Il sistema greco dei venti fu utilizzato e studiato anche dai Romani in particolare da Seneca, Plinio il Vecchio e Aulo Gellio.

L’immagine della rosa dei venti è diventata famosa e ha iniziato a diffondersi negli anni delle Repubbliche marinare quando il simbolo dei venti era posizionato al centro del mar Mediterraneo e più precisamente sull’isola greca di Zante.

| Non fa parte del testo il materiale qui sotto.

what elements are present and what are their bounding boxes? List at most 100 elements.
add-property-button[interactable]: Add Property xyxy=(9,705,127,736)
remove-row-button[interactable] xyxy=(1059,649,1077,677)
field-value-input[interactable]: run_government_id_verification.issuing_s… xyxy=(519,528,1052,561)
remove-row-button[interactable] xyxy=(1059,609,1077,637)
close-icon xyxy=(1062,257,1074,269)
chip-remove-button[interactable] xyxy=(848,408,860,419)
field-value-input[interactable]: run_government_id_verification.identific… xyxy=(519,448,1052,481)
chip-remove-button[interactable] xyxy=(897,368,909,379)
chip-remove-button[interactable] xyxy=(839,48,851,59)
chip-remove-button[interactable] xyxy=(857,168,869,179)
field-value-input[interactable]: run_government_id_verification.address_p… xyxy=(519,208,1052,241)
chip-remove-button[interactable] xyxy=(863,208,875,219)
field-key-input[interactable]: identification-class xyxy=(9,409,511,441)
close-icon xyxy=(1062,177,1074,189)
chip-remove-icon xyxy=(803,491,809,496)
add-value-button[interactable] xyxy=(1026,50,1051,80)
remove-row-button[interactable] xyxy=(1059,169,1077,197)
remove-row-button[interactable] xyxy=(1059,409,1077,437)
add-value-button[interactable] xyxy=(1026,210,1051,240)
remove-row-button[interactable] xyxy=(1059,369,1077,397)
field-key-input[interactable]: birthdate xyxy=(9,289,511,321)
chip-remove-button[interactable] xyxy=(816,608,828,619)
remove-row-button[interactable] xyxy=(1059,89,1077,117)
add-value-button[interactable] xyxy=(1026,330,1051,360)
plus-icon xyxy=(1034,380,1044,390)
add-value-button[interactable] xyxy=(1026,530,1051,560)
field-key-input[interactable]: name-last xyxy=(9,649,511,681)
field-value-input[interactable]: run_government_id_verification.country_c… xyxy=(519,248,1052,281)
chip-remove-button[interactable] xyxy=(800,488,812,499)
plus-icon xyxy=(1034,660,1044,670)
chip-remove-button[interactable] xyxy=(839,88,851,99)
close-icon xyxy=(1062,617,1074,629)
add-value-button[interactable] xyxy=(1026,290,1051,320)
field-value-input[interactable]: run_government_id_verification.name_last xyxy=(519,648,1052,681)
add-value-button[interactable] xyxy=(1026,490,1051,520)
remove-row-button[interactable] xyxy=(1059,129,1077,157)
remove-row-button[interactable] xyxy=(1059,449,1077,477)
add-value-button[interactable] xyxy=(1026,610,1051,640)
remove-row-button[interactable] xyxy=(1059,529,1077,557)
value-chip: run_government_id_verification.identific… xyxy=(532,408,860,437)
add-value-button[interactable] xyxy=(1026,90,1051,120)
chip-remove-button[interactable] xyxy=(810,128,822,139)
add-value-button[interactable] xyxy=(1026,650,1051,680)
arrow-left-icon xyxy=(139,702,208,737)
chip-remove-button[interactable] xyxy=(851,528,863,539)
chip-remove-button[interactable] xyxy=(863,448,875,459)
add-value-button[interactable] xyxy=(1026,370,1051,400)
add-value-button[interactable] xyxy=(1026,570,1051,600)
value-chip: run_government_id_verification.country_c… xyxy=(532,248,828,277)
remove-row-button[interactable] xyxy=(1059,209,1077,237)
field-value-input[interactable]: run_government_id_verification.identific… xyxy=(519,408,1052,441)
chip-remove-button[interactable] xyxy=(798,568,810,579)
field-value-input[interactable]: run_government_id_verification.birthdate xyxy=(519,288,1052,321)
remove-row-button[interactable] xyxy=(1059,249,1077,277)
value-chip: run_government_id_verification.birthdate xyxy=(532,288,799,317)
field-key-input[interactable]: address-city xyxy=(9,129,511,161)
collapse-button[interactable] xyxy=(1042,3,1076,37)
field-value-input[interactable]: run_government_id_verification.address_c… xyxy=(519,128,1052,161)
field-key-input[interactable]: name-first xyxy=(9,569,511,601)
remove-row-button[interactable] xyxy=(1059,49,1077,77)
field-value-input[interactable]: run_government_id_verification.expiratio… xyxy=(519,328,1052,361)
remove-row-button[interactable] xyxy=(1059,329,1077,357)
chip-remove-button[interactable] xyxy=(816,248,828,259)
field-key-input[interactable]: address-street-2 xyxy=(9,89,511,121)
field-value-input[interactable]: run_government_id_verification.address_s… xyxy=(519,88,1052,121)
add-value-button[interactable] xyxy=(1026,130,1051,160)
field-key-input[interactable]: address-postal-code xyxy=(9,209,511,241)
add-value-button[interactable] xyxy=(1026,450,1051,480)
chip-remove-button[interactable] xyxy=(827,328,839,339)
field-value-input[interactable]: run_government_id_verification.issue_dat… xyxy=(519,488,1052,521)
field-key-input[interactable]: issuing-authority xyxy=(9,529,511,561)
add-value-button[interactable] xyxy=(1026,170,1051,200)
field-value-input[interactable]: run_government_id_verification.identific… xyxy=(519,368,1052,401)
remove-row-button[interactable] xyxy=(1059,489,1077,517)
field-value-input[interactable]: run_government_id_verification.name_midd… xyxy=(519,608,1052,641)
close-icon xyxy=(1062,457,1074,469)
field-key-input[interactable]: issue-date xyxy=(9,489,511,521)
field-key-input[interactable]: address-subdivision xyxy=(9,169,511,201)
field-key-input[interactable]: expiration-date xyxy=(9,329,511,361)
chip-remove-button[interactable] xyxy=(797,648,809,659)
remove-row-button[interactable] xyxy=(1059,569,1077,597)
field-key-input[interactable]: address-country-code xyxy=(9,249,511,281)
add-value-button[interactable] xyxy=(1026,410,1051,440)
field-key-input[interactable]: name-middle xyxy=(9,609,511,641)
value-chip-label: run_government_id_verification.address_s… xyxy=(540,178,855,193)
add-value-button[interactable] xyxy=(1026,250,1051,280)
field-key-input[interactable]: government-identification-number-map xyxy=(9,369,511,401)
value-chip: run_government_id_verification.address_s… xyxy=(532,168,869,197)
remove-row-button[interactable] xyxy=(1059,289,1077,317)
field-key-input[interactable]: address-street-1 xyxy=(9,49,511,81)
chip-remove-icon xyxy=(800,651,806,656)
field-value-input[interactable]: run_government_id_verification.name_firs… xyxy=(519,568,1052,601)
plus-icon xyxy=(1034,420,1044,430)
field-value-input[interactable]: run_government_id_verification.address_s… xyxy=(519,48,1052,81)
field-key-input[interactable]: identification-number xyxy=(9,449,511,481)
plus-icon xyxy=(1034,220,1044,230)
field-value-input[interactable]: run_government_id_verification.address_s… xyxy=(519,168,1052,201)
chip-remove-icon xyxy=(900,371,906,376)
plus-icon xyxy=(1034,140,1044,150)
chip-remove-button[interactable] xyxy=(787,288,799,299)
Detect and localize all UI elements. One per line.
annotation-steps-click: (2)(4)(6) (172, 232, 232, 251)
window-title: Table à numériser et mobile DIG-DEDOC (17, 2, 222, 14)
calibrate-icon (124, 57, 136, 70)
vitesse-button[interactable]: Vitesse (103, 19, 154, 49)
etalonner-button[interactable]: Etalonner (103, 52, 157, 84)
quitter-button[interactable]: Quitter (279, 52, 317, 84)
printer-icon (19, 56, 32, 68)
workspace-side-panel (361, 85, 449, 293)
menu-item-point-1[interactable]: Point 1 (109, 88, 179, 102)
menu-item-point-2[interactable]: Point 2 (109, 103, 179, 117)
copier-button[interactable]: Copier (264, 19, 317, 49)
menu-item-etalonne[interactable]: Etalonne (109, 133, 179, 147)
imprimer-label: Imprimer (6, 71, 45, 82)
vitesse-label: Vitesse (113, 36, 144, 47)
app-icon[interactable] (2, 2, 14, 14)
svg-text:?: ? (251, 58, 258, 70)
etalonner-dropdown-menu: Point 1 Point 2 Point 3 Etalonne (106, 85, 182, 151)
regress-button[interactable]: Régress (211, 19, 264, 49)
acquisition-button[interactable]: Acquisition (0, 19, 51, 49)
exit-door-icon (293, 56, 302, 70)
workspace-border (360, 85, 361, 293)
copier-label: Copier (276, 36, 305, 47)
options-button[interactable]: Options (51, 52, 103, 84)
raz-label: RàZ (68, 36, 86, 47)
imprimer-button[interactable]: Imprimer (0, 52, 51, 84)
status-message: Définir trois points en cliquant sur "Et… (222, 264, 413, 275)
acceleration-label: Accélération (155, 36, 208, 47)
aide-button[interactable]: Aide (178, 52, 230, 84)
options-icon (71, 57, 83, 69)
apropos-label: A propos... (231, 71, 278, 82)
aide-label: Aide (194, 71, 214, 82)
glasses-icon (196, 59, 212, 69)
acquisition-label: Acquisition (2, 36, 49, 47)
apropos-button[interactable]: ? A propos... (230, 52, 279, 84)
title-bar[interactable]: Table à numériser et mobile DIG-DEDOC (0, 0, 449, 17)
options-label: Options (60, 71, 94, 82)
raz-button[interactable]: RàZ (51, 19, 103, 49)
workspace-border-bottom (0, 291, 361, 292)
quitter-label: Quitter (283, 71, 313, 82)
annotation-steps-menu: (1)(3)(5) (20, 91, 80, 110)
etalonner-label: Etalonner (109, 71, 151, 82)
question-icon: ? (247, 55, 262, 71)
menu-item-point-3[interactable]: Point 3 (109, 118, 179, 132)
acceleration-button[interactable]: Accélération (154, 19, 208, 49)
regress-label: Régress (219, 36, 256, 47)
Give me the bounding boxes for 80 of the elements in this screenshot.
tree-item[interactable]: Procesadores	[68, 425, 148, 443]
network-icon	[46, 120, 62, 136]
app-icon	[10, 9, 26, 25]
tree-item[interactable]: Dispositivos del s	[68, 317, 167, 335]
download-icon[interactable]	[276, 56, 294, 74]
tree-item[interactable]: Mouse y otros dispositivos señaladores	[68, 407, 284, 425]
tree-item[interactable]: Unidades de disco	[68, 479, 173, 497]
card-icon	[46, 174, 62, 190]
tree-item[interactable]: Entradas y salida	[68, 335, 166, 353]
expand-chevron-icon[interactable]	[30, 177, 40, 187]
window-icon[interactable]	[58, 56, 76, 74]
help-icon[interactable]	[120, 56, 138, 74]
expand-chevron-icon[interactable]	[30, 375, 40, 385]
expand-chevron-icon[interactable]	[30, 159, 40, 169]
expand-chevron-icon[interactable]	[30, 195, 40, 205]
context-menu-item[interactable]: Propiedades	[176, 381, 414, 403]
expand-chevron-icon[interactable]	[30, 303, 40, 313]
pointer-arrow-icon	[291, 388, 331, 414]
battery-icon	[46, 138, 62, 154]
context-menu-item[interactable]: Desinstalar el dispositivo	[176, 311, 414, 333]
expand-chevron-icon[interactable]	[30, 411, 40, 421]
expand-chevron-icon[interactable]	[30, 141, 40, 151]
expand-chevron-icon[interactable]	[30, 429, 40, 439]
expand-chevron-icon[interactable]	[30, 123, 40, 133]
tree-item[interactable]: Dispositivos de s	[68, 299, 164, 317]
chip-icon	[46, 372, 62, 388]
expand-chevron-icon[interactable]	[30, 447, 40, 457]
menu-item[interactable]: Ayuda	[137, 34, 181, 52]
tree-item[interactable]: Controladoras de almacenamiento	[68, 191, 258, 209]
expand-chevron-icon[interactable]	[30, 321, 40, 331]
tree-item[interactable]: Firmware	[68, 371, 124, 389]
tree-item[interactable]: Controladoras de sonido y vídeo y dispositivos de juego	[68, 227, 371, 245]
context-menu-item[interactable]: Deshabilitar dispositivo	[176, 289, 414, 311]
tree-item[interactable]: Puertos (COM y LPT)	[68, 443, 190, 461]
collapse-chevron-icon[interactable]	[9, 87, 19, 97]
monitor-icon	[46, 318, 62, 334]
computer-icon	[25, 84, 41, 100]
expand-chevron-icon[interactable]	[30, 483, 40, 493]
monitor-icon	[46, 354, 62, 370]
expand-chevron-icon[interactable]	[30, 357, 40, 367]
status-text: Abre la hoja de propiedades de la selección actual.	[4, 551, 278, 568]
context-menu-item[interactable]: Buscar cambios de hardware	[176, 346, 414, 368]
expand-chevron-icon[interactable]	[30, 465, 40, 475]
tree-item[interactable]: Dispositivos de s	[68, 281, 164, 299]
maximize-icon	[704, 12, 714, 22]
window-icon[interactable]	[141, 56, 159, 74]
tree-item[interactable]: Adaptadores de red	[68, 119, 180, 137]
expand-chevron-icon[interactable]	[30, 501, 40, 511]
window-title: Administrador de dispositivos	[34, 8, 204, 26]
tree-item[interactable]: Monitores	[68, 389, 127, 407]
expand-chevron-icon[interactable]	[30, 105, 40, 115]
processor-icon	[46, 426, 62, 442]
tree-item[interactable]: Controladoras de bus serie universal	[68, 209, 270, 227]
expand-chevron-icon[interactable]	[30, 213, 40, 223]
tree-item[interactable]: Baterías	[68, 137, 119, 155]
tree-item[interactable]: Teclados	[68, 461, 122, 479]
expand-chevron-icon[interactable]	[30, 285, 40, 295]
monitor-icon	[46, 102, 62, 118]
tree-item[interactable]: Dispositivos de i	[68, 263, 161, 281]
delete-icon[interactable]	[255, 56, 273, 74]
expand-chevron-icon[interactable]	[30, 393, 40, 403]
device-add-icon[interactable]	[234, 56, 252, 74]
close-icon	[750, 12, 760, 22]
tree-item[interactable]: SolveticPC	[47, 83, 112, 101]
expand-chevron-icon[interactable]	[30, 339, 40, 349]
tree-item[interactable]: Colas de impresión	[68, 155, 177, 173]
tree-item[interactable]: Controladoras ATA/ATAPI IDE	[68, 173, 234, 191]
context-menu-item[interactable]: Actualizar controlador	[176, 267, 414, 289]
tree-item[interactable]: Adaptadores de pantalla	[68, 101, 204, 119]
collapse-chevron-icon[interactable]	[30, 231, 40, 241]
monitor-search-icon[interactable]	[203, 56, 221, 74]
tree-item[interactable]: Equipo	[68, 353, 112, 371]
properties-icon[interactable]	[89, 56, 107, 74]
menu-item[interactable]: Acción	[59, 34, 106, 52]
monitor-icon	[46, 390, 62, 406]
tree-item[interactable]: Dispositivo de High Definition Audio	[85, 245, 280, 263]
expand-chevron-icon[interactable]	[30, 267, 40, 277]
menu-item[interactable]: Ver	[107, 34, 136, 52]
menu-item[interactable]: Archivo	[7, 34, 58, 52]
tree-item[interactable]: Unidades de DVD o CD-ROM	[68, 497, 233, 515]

Seguendo le indicazioni della stella dei venti, il vento di Tramontana proveniva dai monti dell’Albania mentre Maestrale era il nome che indicava la via maestra, ovvero la rotta, per Venezia considerata la repubblica marinara più importante. In epoca romana, invece, la via maestra era quella che aveva Roma, Magistra Mundi, come punto di partenza o destinazione. Infine, nelle antiche carte nautiche lo Scirocco era indicato come il vento che proveniva dalla Siria mentre il Libeccio arrivava dai territori dell’attuale Libia.